This act exempts veterans from the work requirements for the Supplemental Nutrition Assistance Program (SNAP).
Gabriel (Gabe) Vasquez
Representative
NM-2
The Feed Our Veterans Act permanently exempts all veterans from the work requirements associated with receiving Supplemental Nutrition Assistance Program (SNAP) benefits. This legislation ensures that veterans have consistent access to food assistance without meeting specific employment criteria.
The Feed Our Veterans Act introduces a straightforward but significant change to the federal food assistance landscape by officially adding veterans to the list of groups exempt from Supplemental Nutrition Assistance Program (SNAP) work requirements. Under current law, most able-bodied adults without dependents must prove they are working or in a training program for at least 80 hours a month to keep their benefits for more than three months in a three-year period. This bill amends Section 6(o)(3) of the Food and Nutrition Act of 2008 to ensure that anyone who has served in the military is automatically excused from these mandates, regardless of their current employment status or physical ability.
For a veteran transitioning back to civilian life or a former service member working an unstable gig-economy job, this change removes a massive administrative hurdle.
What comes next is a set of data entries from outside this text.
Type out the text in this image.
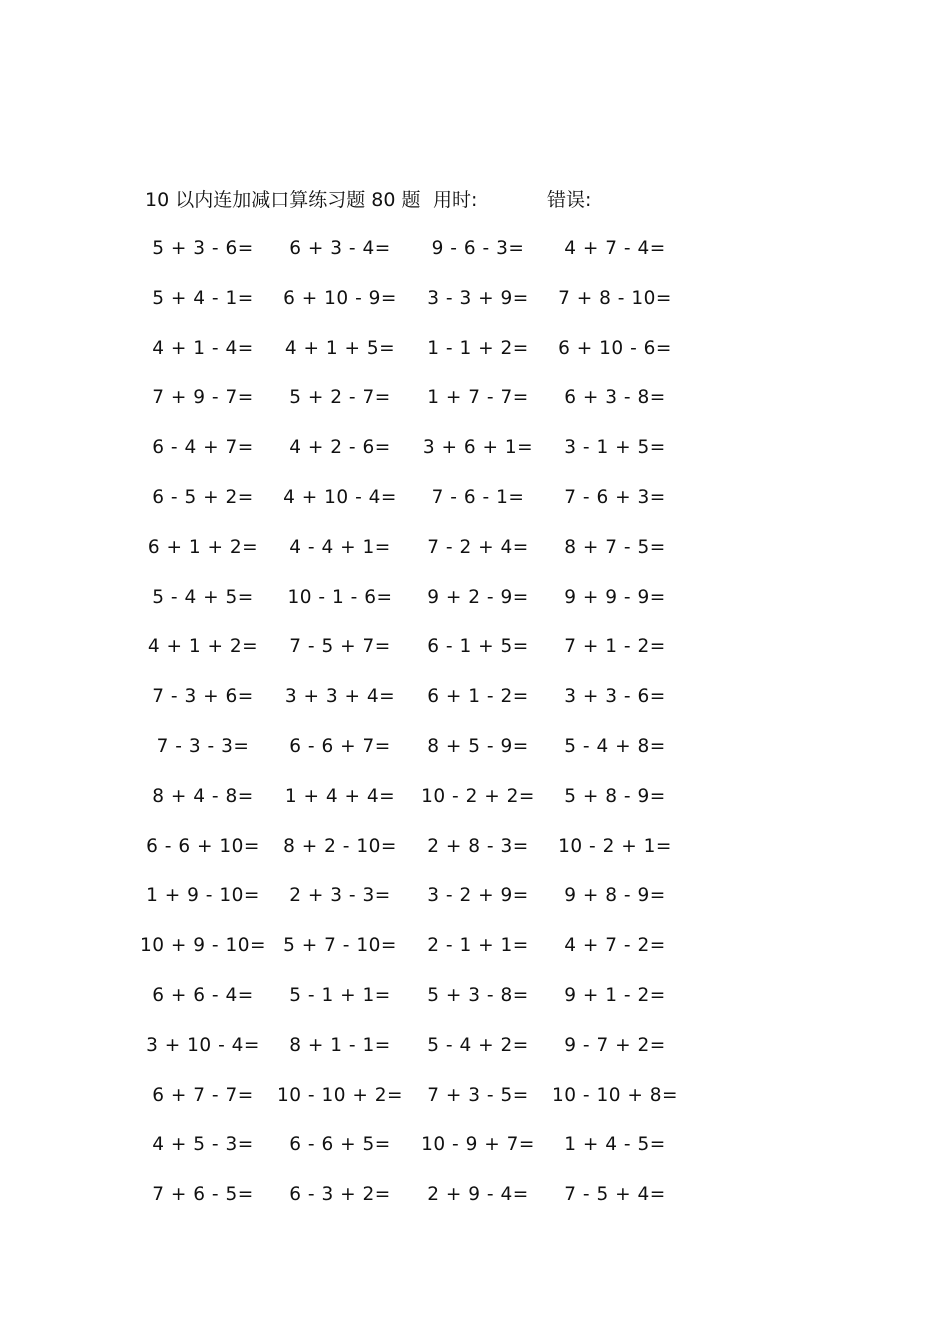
10 以内连加减口算练习题 80 题 用时:	错误:
5 + 3 - 6=	6 + 3 - 4=	9 - 6 - 3=	4 + 7 - 4=
5 + 4 - 1=	6 + 10 - 9=	3 - 3 + 9=	7 + 8 - 10=
4 + 1 - 4=	4 + 1 + 5=	1 - 1 + 2=	6 + 10 - 6=
7 + 9 - 7=	5 + 2 - 7=	1 + 7 - 7=	6 + 3 - 8=
6 - 4 + 7=	4 + 2 - 6=	3 + 6 + 1=	3 - 1 + 5=
6 - 5 + 2=	4 + 10 - 4=	7 - 6 - 1=	7 - 6 + 3=
6 + 1 + 2=	4 - 4 + 1=	7 - 2 + 4=	8 + 7 - 5=
5 - 4 + 5=	10 - 1 - 6=	9 + 2 - 9=	9 + 9 - 9=
4 + 1 + 2=	7 - 5 + 7=	6 - 1 + 5=	7 + 1 - 2=
7 - 3 + 6=	3 + 3 + 4=	6 + 1 - 2=	3 + 3 - 6=
7 - 3 - 3=	6 - 6 + 7=	8 + 5 - 9=	5 - 4 + 8=
8 + 4 - 8=	1 + 4 + 4=	10 - 2 + 2=	5 + 8 - 9=
6 - 6 + 10=	8 + 2 - 10=	2 + 8 - 3=	10 - 2 + 1=
1 + 9 - 10=	2 + 3 - 3=	3 - 2 + 9=	9 + 8 - 9=
10 + 9 - 10= 5 + 7 - 10=	2 - 1 + 1=	4 + 7 - 2=
6 + 6 - 4=	5 - 1 + 1=	5 + 3 - 8=	9 + 1 - 2=
3 + 10 - 4=	8 + 1 - 1=	5 - 4 + 2=	9 - 7 + 2=
6 + 7 - 7=	10 - 10 + 2=	7 + 3 - 5=	10 - 10 + 8=
4 + 5 - 3=	6 - 6 + 5=	10 - 9 + 7=	1 + 4 - 5=
7 + 6 - 5=	6 - 3 + 2=	2 + 9 - 4=	7 - 5 + 4=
Imagine a veteran in their 30s who is juggling part-time construction work that fluctuates with the weather; under this bill, a slow month wouldn't trigger a loss of food assistance just because they fell short of the 80-hour threshold. By explicitly listing 'a veteran' as an exempt category, the legislation treats military service as a qualifying factor that supersedes the standard 'work-for-food' rules that apply to the general population.
The real-world impact here is about consistency and food security. Because the bill has a low level of vagueness, the rollout is expected to be direct: state agencies that manage SNAP would simply update their eligibility checklists to include veteran status as a permanent exemption. This prevents the 'churn' where people cycle on and off benefits due to paperwork errors or temporary job losses. For the busy veteran trying to manage a household or a small business, it means one less bureaucratic hoop to jump through and a more reliable safety net when the economy gets bumpy.